What was once considered the ultimate paradox is now setting the precedent for urban development — a wildlife refuge in Detroit.
Bringing Conservation to Cities: Lessons from Building the Detroit River International Wildlife Refuge is a new book about a public-private success story written by inland water scientist John Hartig. It traces the establishment of the country’s first international wildlife refuge.
“The next generation of conservationists will come from urban areas,” said Hartig, who is the refuge’s manager. “An area, like Detroit, with 7 million people in the combined watershed, should be engaging them.”
Conservationists seeking field experience in the pristine wilderness might have a challenge, he said. But with 80 percent of people in the United States and Canada living in urban areas, Hartig expects the “urban jungle” to provide more opportunities for conservation.
“The refuge has already grown from 300 acres to over 18,500 devoted to conservation and outdoor recreation,” he said. “And in 10 years, we can expect the number to reach 25,000 acres.”
But the biggest surprise for Hartig is the transformation of the Detroit River itself.
“Who would think that the automobile capital of the U.S. and Canada could contribute anything more than a polluted river in the rust belt,” he said.
“In the 1960s, it was one of the most polluted rivers in North America, and now it’s one of the most remarkable ecological recovery stories on the continent.”
This 32-mile thoroughfare connects Lake St. Clair and the upper Great Lakes to Lake Erie. Once contaminated by urban and industrial development, the river was polluted beyond use. Chemical contaminants, oil slicks and low oxygen levels killed native fish and migrating birds.
“Today it’s a story of revival,” Hartig said.
Bald eagles, peregrine falcons and osprey have returned to the watershed. So have lake whitefish, lake sturgeon, walleye and even a few beavers.
Out of this revival came the idea for an international wildlife refuge.
“It’s not a traditional wildlife refuge, where one agency or organization controls all parts. It has breaks and barriers, public and private partnerships,” Hartig said.
In 2000, representatives from the U.S. and Canada, including former U.S. Rep. John Dingell and then-deputy prime minister of Canada, Herb Gray, met to discuss the future of the Detroit River ecosystem.
They created the binational Conservation Vision, which was signed by former U.S. president George W. Bush in 2001.
Now, more than a decade after opening the Detroit River International Wildlife Refuge, Hartig, the first manager of the refuge, champions binational and regional cooperation in his book.
“It was a different tactic.
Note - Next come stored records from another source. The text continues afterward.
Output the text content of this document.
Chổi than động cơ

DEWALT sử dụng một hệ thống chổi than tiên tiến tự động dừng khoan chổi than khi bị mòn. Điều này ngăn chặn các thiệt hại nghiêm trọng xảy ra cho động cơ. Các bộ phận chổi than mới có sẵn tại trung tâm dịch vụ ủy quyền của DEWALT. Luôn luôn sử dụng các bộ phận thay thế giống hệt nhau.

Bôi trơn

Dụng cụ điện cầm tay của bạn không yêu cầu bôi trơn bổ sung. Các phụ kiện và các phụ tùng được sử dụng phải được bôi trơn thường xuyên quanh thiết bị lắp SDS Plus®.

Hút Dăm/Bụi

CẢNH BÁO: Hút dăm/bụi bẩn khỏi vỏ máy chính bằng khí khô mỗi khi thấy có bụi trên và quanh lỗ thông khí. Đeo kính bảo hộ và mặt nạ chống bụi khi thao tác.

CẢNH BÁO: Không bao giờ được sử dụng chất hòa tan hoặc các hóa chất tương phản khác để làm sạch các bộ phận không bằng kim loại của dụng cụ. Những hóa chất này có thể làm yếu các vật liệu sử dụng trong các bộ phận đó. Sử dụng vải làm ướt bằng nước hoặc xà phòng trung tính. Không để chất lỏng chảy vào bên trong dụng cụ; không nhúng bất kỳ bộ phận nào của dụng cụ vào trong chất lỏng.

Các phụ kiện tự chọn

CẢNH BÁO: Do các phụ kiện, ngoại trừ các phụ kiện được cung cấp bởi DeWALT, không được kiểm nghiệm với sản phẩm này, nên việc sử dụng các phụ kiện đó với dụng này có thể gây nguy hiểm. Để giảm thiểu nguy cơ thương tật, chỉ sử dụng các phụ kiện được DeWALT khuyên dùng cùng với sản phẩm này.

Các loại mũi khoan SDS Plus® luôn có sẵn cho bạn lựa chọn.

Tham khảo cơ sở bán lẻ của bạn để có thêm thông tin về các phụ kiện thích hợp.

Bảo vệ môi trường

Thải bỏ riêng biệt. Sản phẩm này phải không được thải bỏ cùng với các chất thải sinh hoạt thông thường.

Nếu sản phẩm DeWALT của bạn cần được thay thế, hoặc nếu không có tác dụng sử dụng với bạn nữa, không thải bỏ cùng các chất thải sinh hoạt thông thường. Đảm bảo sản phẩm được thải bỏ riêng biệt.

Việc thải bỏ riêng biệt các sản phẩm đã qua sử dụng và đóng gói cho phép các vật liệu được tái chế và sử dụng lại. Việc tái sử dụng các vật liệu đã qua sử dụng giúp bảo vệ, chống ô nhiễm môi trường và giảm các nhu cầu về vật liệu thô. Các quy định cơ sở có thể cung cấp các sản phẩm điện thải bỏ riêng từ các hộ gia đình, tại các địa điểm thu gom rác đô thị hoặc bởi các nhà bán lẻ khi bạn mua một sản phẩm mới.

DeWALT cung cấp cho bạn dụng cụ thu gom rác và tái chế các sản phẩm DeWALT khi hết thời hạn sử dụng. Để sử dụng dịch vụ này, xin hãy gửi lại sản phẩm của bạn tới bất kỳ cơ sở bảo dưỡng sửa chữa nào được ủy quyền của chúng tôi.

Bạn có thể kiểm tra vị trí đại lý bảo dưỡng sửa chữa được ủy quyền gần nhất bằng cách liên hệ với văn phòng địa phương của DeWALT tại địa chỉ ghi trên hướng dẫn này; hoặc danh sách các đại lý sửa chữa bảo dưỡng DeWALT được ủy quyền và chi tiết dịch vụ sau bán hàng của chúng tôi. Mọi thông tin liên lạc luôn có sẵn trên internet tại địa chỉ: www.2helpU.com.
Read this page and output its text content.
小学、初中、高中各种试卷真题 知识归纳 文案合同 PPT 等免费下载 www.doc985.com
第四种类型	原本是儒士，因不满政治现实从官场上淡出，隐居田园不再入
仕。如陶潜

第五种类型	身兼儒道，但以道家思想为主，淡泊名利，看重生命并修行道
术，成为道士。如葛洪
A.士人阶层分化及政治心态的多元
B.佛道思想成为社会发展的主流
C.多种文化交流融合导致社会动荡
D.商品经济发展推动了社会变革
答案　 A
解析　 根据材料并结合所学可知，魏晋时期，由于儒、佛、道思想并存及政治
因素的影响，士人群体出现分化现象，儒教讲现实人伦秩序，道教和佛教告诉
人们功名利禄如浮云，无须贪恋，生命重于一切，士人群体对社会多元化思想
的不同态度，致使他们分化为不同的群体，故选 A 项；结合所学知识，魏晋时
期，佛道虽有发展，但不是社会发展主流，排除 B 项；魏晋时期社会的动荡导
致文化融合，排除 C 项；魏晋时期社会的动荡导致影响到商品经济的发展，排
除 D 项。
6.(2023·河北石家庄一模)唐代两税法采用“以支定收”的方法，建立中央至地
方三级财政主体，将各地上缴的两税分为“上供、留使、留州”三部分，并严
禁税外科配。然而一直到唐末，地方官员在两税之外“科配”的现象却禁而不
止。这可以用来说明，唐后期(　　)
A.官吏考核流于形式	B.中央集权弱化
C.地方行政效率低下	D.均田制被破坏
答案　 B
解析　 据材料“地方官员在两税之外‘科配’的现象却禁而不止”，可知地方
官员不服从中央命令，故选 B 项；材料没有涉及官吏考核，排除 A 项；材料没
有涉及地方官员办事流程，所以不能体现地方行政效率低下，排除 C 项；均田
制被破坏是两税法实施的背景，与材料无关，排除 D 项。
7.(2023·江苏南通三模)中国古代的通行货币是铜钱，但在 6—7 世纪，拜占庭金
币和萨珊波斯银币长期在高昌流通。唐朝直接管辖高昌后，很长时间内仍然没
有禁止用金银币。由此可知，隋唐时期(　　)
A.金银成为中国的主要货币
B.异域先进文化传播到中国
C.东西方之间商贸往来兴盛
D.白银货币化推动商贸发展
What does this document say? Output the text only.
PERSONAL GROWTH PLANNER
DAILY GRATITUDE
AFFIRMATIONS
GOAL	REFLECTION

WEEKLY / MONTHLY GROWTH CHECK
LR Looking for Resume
We’re going to show people the value and benefit of cooperation, which has been contributed over time and is building momentum,” he said.
“Cooperation was implicit in everything.”
The Humbug Marsh is among the cooperative successes highlighted in the book.
The Refuge’s centerpiece, it contains the last mile of natural shoreline along the U.S. side of the Detroit River and includes an important stopover for migratory birds.
Detroit-area giants Ford and GM offered foundation money to help buy the marsh, but community support and activism saw to the site’s preservation.
In another effort, Chrysler Corp. contributed 44 acres in Trenton, Michigan for construction of the Refuge’s visitor center.
Part of the Refuge Gateway, the property is Michigan’s only “Wetland of International Importance.” It once was a contaminated site that housed a Chrysler automotive brake and paint plant.
“The Refuge Gateway was this 6-foot fence with a couple feet of barbed wire that sat vacant for 15 years. Now, it’s the first project in the world to clean up an industrial brownfield sufficiently to protect the surrounding wetland,” Hartig said.
He expects a number of major cooperative acquisitions in coming years.
“We’re already building a unique birding spot on the Detroit RiverWalk, overlooking Belle Isle.”
But Hartig argues the story isn’t just about Michigan.
It’s a 250-page testament that gives readers a look at the direction conservation is moving — to the cities.
It’s crafted for the urban conservationist but keeps the rigor of science and policy alive.
“The book provides lessons for anyone who wants to bring conservation to cities,” he said. “These are group efforts that happened because the right partnerships and relationships were in place.”
Hartig will discuss his book Wednesday at the Caroline Kennedy Library in Dearborn Heights, Michigan.
“The goal is to inspire the next generation of conservationists to believe in the power of conservation, economy and community. We need to make places for people and wildlife to get involved,” he said.